К утру мы зашли на перевал. Меня нашел офицер связи. Я должен был передать батарею старшему офицеру, каким становился подъесаул Храпов, и явиться в штаб корпуса. По результатам двух месяцев Николай Николаевич собирал совещание в ближнем к фронту питательном пункте в Хорум-Абаде. От штаба корпуса сюда выехал капитан Каргалетели, исполняющий должность начальника штаба. Я придавался ему в помощь.
Я спросил у хорунжего Комиссарова журнал боевых действий батареи. Записей последних дней не было. Я молча уставился на него
― Не было никакой возможности написать, Борис Алексеевич, ― постарался он скрыть свое напряжение.

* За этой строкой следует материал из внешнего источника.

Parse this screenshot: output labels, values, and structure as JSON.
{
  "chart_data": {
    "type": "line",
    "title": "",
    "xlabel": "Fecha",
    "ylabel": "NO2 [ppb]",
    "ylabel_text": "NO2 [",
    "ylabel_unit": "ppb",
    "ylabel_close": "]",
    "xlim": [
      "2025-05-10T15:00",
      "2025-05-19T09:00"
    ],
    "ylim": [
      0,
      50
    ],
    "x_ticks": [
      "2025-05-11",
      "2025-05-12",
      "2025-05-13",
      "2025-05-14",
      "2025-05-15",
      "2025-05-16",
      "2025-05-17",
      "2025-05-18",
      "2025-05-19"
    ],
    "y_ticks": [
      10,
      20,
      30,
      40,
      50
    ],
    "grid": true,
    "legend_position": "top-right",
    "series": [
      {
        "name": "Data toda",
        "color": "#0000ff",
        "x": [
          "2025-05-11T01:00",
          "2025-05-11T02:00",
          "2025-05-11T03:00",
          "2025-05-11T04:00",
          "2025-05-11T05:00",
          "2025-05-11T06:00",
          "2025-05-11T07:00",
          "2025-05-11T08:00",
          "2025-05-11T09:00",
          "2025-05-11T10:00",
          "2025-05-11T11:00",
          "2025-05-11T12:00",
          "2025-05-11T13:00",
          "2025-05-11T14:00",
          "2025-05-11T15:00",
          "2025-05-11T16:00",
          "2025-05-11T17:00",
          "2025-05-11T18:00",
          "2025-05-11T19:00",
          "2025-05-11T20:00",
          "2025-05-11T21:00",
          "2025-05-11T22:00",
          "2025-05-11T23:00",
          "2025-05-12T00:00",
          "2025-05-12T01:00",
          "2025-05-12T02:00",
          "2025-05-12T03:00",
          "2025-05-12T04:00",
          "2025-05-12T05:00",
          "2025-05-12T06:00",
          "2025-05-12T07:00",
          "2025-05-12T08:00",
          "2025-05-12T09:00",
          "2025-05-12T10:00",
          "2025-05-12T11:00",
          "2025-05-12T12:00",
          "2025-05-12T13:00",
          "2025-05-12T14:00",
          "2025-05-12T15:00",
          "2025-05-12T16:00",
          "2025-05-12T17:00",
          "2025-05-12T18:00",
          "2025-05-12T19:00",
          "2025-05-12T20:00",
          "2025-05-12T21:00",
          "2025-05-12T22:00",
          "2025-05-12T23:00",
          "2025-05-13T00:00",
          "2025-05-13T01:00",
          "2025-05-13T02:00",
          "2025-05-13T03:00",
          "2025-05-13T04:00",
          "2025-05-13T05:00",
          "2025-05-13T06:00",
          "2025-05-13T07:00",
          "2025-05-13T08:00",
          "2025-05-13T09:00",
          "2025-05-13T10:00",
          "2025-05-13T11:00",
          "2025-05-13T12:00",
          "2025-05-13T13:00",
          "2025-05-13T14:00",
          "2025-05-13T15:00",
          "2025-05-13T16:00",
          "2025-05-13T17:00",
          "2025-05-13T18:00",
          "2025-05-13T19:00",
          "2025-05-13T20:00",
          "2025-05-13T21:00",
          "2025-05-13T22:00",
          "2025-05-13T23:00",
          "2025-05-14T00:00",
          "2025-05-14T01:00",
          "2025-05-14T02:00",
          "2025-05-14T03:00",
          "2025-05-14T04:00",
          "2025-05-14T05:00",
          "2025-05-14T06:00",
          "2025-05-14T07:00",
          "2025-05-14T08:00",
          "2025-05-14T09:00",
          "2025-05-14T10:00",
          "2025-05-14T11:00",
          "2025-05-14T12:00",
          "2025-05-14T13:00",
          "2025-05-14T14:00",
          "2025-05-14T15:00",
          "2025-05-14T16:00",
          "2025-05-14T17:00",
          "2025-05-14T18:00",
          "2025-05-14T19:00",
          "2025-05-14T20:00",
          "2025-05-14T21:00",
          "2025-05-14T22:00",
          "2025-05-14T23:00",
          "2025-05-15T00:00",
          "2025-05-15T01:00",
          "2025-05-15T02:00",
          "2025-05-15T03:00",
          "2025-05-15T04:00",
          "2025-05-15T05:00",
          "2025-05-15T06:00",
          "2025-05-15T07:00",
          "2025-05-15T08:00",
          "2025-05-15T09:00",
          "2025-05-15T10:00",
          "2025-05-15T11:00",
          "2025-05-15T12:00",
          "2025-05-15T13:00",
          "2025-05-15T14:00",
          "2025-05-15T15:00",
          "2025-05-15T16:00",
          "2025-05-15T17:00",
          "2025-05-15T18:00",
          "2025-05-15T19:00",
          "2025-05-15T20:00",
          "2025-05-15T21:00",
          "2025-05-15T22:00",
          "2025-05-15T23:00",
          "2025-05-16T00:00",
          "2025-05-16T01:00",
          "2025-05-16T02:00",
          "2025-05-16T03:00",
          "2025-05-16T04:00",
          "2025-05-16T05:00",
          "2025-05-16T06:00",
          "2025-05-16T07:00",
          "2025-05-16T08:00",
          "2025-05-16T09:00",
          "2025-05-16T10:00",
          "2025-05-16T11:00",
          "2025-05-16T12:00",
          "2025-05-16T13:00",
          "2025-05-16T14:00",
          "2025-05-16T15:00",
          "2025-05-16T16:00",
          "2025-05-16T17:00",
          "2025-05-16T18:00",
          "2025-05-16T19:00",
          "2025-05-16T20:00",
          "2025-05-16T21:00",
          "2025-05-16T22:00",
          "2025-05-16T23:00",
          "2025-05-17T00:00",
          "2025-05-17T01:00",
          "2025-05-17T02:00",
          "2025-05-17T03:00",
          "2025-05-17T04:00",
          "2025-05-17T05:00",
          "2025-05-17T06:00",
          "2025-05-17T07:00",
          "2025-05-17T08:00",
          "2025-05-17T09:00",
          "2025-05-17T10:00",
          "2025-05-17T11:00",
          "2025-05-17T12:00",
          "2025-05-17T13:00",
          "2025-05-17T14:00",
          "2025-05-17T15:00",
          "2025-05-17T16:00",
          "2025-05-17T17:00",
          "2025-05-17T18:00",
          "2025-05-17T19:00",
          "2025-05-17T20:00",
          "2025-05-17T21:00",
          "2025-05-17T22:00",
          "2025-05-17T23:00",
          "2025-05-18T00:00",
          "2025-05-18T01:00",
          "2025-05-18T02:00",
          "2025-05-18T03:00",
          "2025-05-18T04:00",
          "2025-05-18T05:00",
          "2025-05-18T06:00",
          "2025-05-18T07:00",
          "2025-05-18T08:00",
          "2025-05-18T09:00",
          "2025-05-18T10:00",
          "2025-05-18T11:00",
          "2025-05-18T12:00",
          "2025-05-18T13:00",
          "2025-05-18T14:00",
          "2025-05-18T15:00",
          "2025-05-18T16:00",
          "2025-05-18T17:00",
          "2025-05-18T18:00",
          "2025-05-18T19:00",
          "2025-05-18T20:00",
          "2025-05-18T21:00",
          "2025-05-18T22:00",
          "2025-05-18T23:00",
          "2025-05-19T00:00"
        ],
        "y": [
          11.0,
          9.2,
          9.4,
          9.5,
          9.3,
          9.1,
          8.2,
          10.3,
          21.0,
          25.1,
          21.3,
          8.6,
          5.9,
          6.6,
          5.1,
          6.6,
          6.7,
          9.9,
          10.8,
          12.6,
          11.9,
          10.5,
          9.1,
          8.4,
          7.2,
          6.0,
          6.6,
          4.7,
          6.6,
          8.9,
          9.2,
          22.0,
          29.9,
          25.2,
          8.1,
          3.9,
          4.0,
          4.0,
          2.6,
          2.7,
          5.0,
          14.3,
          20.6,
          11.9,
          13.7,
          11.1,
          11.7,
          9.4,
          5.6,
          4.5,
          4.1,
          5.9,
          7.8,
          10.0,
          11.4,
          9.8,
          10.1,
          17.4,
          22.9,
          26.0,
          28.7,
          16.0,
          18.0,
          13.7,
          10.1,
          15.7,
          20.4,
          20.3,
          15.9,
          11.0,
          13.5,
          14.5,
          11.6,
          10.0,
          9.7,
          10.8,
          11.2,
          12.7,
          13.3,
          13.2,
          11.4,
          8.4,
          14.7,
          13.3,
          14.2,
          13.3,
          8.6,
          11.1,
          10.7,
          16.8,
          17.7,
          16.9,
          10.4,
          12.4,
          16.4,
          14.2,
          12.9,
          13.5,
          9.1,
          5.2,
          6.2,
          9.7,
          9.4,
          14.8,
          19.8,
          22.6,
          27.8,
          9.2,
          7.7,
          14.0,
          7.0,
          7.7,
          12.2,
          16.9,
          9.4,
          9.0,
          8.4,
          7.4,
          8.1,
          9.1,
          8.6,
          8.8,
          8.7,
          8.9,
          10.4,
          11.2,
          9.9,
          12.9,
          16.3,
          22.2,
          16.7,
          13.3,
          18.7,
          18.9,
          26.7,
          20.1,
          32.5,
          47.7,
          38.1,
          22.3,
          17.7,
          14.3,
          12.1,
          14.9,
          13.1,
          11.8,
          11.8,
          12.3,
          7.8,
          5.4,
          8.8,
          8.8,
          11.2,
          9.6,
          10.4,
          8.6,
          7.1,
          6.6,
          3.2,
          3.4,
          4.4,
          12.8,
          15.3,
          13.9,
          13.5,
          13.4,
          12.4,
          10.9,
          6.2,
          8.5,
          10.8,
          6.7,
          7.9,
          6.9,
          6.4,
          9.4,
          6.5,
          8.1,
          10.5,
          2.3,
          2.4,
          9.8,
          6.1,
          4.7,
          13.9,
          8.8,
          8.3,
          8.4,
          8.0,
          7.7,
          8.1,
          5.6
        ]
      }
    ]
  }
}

Я понял, что он ждал моего отбытия с тем, чтобы написать в журнал не так, как было на самом деле. Он знал мой характер и догадывался ― хотя бы вскользь, но нелестно я укажу о его поведении при курдской атаке. Я велел ему писать при мне и потом подписал все. С меня хватило видеть, с каким страхом он ждал моих добавлений в текст.
― Лексеич! Дык ить! ― заорал в восторге мне навстречу, лишь я появился близ штаба корпуса, сотник Томлин. ― Лексеич! ― он в восторге стал ломать язык на малороссийский лад: ― И иде тэбе черти носят!
Из сего я, как бы сказали в научной среде, вынужден был констатировать факт неоднократно в себя возлиявшего его состояния.
― Ну, истинный крест! ― без передышки снова восторгнулся сотник Томлин. ― Это же их высокоблагородие капитан Норин! ― с любовью и пьяно взглянул он на меня и оглянулся кругом с широким, указующим на меня жестом. ― Ето собственной персоной мой незабвенный друг! А я прискакал ― а вас дырка свисть! ― опять без перехода стал выговаривать мне сотник Томлин. ― Вы уже на какую-то Багдадку уедручили! Один Вася Данилыч на все на про все с сотенкой лежит-полеживает. А приказу, говорит, мне не було! Вот казак. А вы все кудысь уеракали?.. ― И опять без перехода: ― Айда, Лексеич, у меня четверть кышмышевки в заганце стоит!
Его приветствие, будь оно совсем иным, мне было бы неприятно, и я бы вспылил. От усталости, от непреходящей злости, вынесшей меня наконец из двухмесячных боев и отползаний, и от чего-то еще такого, о чем и сказать-то словом было нельзя, ― от этого всего я бы вспылил, а то бы просто построил его, сотника, обер-офицера. Но он так при своих словах растопырился ― растопырился, совсем как рак с клешней, или, будь он проклят, тот не увиденный в ночи скорпион, который унес от нас Павла Георгиевича Чухлова, что мне и от рака, и от скорпиона пахнуло декабрем четырнадцатого и братом Сашей. Сотник Томлин это увидел.
― Я это! ― снова пошел он в восторг. ― А вот сотника Гамалия сюда! ― И круто обернулся одним туловищем в надежде сцапать кого-то и погнать за сотником Гамалием.
Ранее они дружны не были. И ранее такого тона по отношению к сотнику Гамалию у сотника Томлина не было. Декабрь четырнадцатого и брат Саша исчезли. Я, зло и как-то себя нехорошо возбуждая, осадил его. Вопреки ожиданию, он в прежнем восторге подчинился.
― Слушаюсь, ваше высокоблагородие! ― четко своей раскорюкой отдал он честь.
Я прошел мимо. Он, кажется, вслед мне взбычился.
Пока я приводил себя в порядок в штабной банной палатке с тем же полуведром, но, слава Богу, горячей воды, вестовой Семенов искал в штабном обозе мой саквояж.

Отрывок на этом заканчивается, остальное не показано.